Learn about the 50 States of the United States of America – each lesson will cover a different state, facts, basic history, and vocabulary. Be prepared to ask some questions!
Missouri – The Show Me State
- What is the most famous historical event in St Louis? What famous food came out of it?
- What famous composer lived in St Louis?
- Who is a famous author of Missouri, and what stories did they write?
- Missouri is the Gateway to the West, explain what this means?
- Explain the Missouri Compromise
- What are the main 3 things produced in Missouri?
- World’s Fair 1904, Ice Cream cones (and also hamburgers, hot dogs, pink lemonade)
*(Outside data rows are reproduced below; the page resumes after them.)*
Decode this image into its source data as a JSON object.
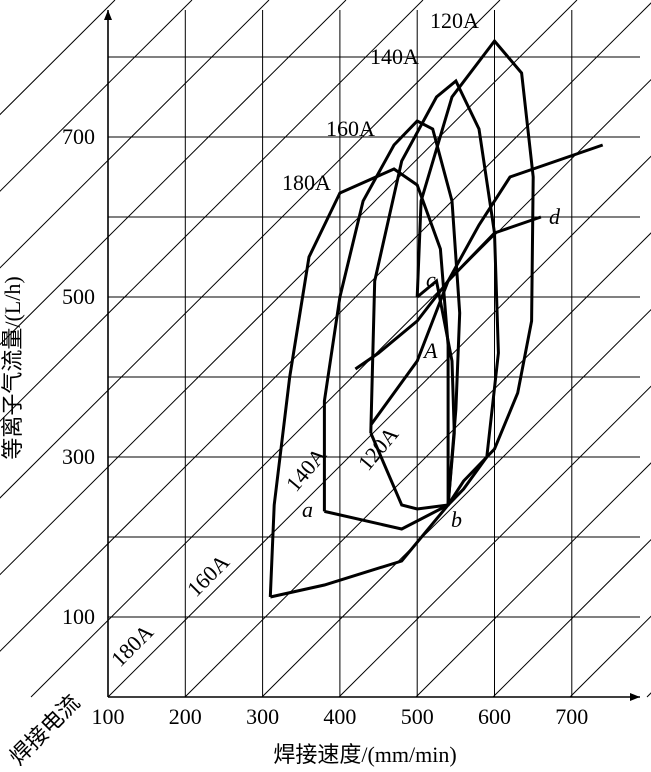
{
  "chart_data": {
    "type": "line",
    "x_label": "焊接速度/(mm/min)",
    "y_label": "等离子气流量/(L/h)",
    "corner_label": "焊接电流",
    "x_ticks": [
      "100",
      "200",
      "300",
      "400",
      "500",
      "600",
      "700"
    ],
    "y_ticks": [
      "100",
      "300",
      "500",
      "700"
    ],
    "current_labels": [
      {
        "text": "120A",
        "placement": "upper-right"
      },
      {
        "text": "140A",
        "placement": "upper"
      },
      {
        "text": "160A",
        "placement": "upper"
      },
      {
        "text": "180A",
        "placement": "upper-left"
      },
      {
        "text": "140A",
        "placement": "inner-rotated"
      },
      {
        "text": "120A",
        "placement": "inner-rotated"
      },
      {
        "text": "160A",
        "placement": "lower-left-rotated"
      },
      {
        "text": "180A",
        "placement": "lower-left-rotated"
      }
    ],
    "points": [
      {
        "name": "a",
        "x": 380,
        "y": 232
      },
      {
        "name": "b",
        "x": 540,
        "y": 240
      },
      {
        "name": "c",
        "x": 540,
        "y": 520
      },
      {
        "name": "d",
        "x": 660,
        "y": 600
      },
      {
        "name": "A",
        "x": 450,
        "y": 430
      }
    ],
    "windows": [
      {
        "current": "120A",
        "outline": [
          [
            500,
            500
          ],
          [
            505,
            620
          ],
          [
            545,
            750
          ],
          [
            600,
            820
          ],
          [
            635,
            780
          ],
          [
            650,
            650
          ],
          [
            648,
            470
          ],
          [
            630,
            380
          ],
          [
            600,
            310
          ],
          [
            560,
            270
          ],
          [
            540,
            240
          ],
          [
            548,
            330
          ],
          [
            545,
            420
          ],
          [
            525,
            520
          ],
          [
            500,
            500
          ]
        ]
      },
      {
        "current": "140A",
        "outline": [
          [
            440,
            330
          ],
          [
            445,
            520
          ],
          [
            480,
            670
          ],
          [
            525,
            750
          ],
          [
            550,
            770
          ],
          [
            580,
            710
          ],
          [
            600,
            580
          ],
          [
            605,
            430
          ],
          [
            590,
            300
          ],
          [
            560,
            260
          ],
          [
            540,
            240
          ],
          [
            500,
            235
          ],
          [
            480,
            240
          ],
          [
            440,
            330
          ]
        ]
      },
      {
        "current": "160A",
        "outline": [
          [
            380,
            232
          ],
          [
            380,
            370
          ],
          [
            400,
            500
          ],
          [
            430,
            620
          ],
          [
            470,
            690
          ],
          [
            500,
            720
          ],
          [
            520,
            710
          ],
          [
            545,
            620
          ],
          [
            555,
            480
          ],
          [
            550,
            360
          ],
          [
            540,
            240
          ],
          [
            480,
            210
          ],
          [
            380,
            232
          ]
        ]
      },
      {
        "current": "180A",
        "outline": [
          [
            310,
            125
          ],
          [
            315,
            240
          ],
          [
            335,
            400
          ],
          [
            360,
            550
          ],
          [
            400,
            630
          ],
          [
            470,
            660
          ],
          [
            500,
            640
          ],
          [
            530,
            560
          ],
          [
            540,
            440
          ],
          [
            540,
            340
          ],
          [
            540,
            240
          ],
          [
            480,
            170
          ],
          [
            380,
            140
          ],
          [
            310,
            125
          ]
        ]
      }
    ],
    "lines": [
      {
        "label": "A",
        "points": [
          [
            420,
            410
          ],
          [
            450,
            430
          ],
          [
            500,
            470
          ],
          [
            540,
            520
          ],
          [
            600,
            580
          ],
          [
            660,
            600
          ]
        ]
      },
      {
        "label": "c-d",
        "points": [
          [
            440,
            340
          ],
          [
            500,
            420
          ],
          [
            540,
            520
          ],
          [
            580,
            590
          ],
          [
            620,
            650
          ],
          [
            740,
            690
          ]
        ]
      }
    ]
  }
}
- Scott Joplin, a famous ragtime composer. Here is some of his music: https://www.youtube.com/watch?v=fPmruHc4S9Q
- Mark Twain is a famous author, he wrote the characters of Tom Sawyer and Huckleberry Finn, and they celebrate every year in Hannibal by painting a picket fence white.
- Missouri, on the western border, was the starting point for many pioneers traveling out west on the Oregon Trail.
- Missouri Compromise was a legal arrangement for States to be added to the USA, where a Slave State and a Free State would be added together in the early days of the United States. It was when Missouri became a State in the United States of America.
- Beer, a beverage mostly made in St Louis, Lead a metal that is mined in Central Missouri, and Soybeans, farmed in Missouri.
Illinois – The Land of Lincoln
- What international food corporation started in Illinois?
- What was Abraham Lincoln’s job before he was president?
- What is the history of the Ice Cream Sundae?
- What were the effects of the Great Chicago Fire of 1871?
- McDonald’s started in Des Plains, Illinois
- Abraham Lincoln was a legislator working in Springfield as a lawyer/ before he was president
- Due to a restriction to ice cream being sold on Sunday’s by the church influence, the spelling was changed by shops selling ice cream to “sundae” in Evanston Illinois.
- It was devastating, 100,000 people lost their homes, 300 people died, 3.3 miles of the city burned. After that, building codes (guidelines) were improved to prevent future fires.